Aspecto relevante é a presença lírica no tratamento da temática homossexual. O poema Nunca Irei Escrever Alguns Poemas, feito para o companheiro vitimado pela Aids, é um nítido exemplo: entrava luz sinistra fim de tarde/ […] tudo viu este que entrou/ o quarto branco para dois/ tocou a mão amarrada/ e a mão se amarrou/ (…) coberto com lençol pastel/ o doce relevo de seu sexo eu não pude deixar de desejá-lo/ mesmo as amarras o caninho/ os olhos indo e vindo/ a luz sinistra/ você estava desejável;/ eu quis que você vivesse./ esta era a promessa de nossa amizade:/ um dia eu iria tocá-lo. // amor dos homens.

O amor que sublima a morte, o sentimento que se prolonga para além da vida, marca esse “amor dos homens”, verso plurissignificante e sublime.

Por força de tempo e espaço, despeço-me do leitor e do bardo, saudoso daquela triste tarde no Hospital do Trabalhador em que eu e Márcio Claudino fomos visitá-lo. Ao ver-nos adentrar seu quarto, Rollo exclamou “– Baco!”, provavelmente pelo aspecto atlético de Márcio, alcunha com que o trato até hoje em memória afetuosa daquele evento.

“NAS ÚLTIMAS RESERVAS”

Também naquele hora, ao vê-lo com tantas manchas roxas pelo corpo, não pude deixar de lembrar de seus versos: “estou nas últimas reservas das sementes/ (…) eu adquiri uma alma violácea neste cansaço” 
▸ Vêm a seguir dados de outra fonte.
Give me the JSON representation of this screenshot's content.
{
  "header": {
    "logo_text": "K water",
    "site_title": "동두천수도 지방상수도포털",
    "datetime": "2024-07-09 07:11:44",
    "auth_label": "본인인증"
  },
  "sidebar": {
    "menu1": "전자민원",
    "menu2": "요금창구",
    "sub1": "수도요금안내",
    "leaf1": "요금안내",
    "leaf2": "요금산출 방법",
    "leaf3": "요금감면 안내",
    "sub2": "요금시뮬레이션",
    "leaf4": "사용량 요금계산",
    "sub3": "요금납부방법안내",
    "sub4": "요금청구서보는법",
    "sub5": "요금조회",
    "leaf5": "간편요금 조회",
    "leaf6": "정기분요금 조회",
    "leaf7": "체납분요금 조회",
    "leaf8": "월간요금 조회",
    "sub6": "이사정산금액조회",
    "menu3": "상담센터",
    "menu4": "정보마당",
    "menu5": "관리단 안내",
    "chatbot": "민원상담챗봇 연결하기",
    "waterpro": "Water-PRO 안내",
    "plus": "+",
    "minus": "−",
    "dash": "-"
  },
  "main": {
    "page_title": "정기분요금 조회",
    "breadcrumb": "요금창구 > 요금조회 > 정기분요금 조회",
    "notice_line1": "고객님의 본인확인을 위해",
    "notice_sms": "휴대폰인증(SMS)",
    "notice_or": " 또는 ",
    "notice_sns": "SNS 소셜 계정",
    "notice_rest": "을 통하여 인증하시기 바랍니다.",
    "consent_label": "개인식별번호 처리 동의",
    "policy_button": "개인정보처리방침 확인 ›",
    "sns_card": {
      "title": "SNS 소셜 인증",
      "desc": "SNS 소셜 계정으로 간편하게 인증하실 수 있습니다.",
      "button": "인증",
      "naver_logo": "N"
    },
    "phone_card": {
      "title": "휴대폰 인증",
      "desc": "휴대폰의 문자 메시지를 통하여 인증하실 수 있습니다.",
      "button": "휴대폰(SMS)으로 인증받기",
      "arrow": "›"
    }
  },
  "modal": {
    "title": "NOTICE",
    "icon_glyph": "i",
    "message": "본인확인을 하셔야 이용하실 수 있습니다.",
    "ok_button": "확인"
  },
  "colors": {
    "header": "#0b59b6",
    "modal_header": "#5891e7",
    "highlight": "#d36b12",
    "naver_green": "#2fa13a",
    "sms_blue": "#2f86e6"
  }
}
Ali um de nossos mentores culturais nos dizia – apenas corporeamente – adeus, mas nos ensinava algo não muito em voga na poesia da época e na atual: escrever a vida que se leva e vive, ainda que fragmentária, mínima e passageira, “ir no seu barco para o fundo ou para a beleza”.

Rollo morreria três dias depois.

Adriano da Rosa Smaniotto (Curitiba, 1975) é professor da rede pública estadual. Autor de vários livros de poesia, entre os quais “Vísceras à vista”. Doutor em Letras pela UFPR.

Notas: 1. O perfil de Rollo de Resende por Adriano Smaniotto foi publicado originalmente em 2020 na coluna FRASEADO & FLAUTEADO do jornal Cult Curitibano. 2. A editora Telaranha lançou em março de 2023 uma antologia dos poemas de Rollo de Resende, intitulada “Espáduas”, a ser resenhada brevemente nesta Querela.

 

O deserto de sinais

Rollo de Resende

Estamos voltando para Grifolux./ Miriápolis não dava mais./ Juntamos nossas coisas/ e atravessaremos o deserto/ de sinais./ É verdade, aprendemos muitas canções/ em Miriápolis./ Mas quase esquecemos como lateja/ o vivificante sol de Grifolux./ Deixamos convivendo no cercadinho:/ brutos e mansos de coração,/ vales e montanhas,/ relicários e estantes de tábuas/ e tijolos,/ claridade e a escuridão./ Como quando/ dentro da noite do espírito/ pingasse uma gota de bem-aventurança./ Viver esta sede/ era o que nos possibilitava/ ao meio-dia/ ouvirmos noturnos de Chopin,/ com alguns amigos escrever/ o guia do amor descomplicado,/ permitir à vida que nos comovesse/ enquanto assava-se pão/ para toda a semana./ Agora chovesse sobre Miriápolis,/ tamborilando em vasos e latas no quintal/ enquanto nos distanciávamos/ indo para Grifolux/ onde sobretudo sabíamos florescer/ o jardim de si.

In “Os Poetas. Antologia de Poetas Contemporâneos do Paraná”. V Concurso Helena Kolody de Poesia. Curitiba: Governo do Paraná, 1994.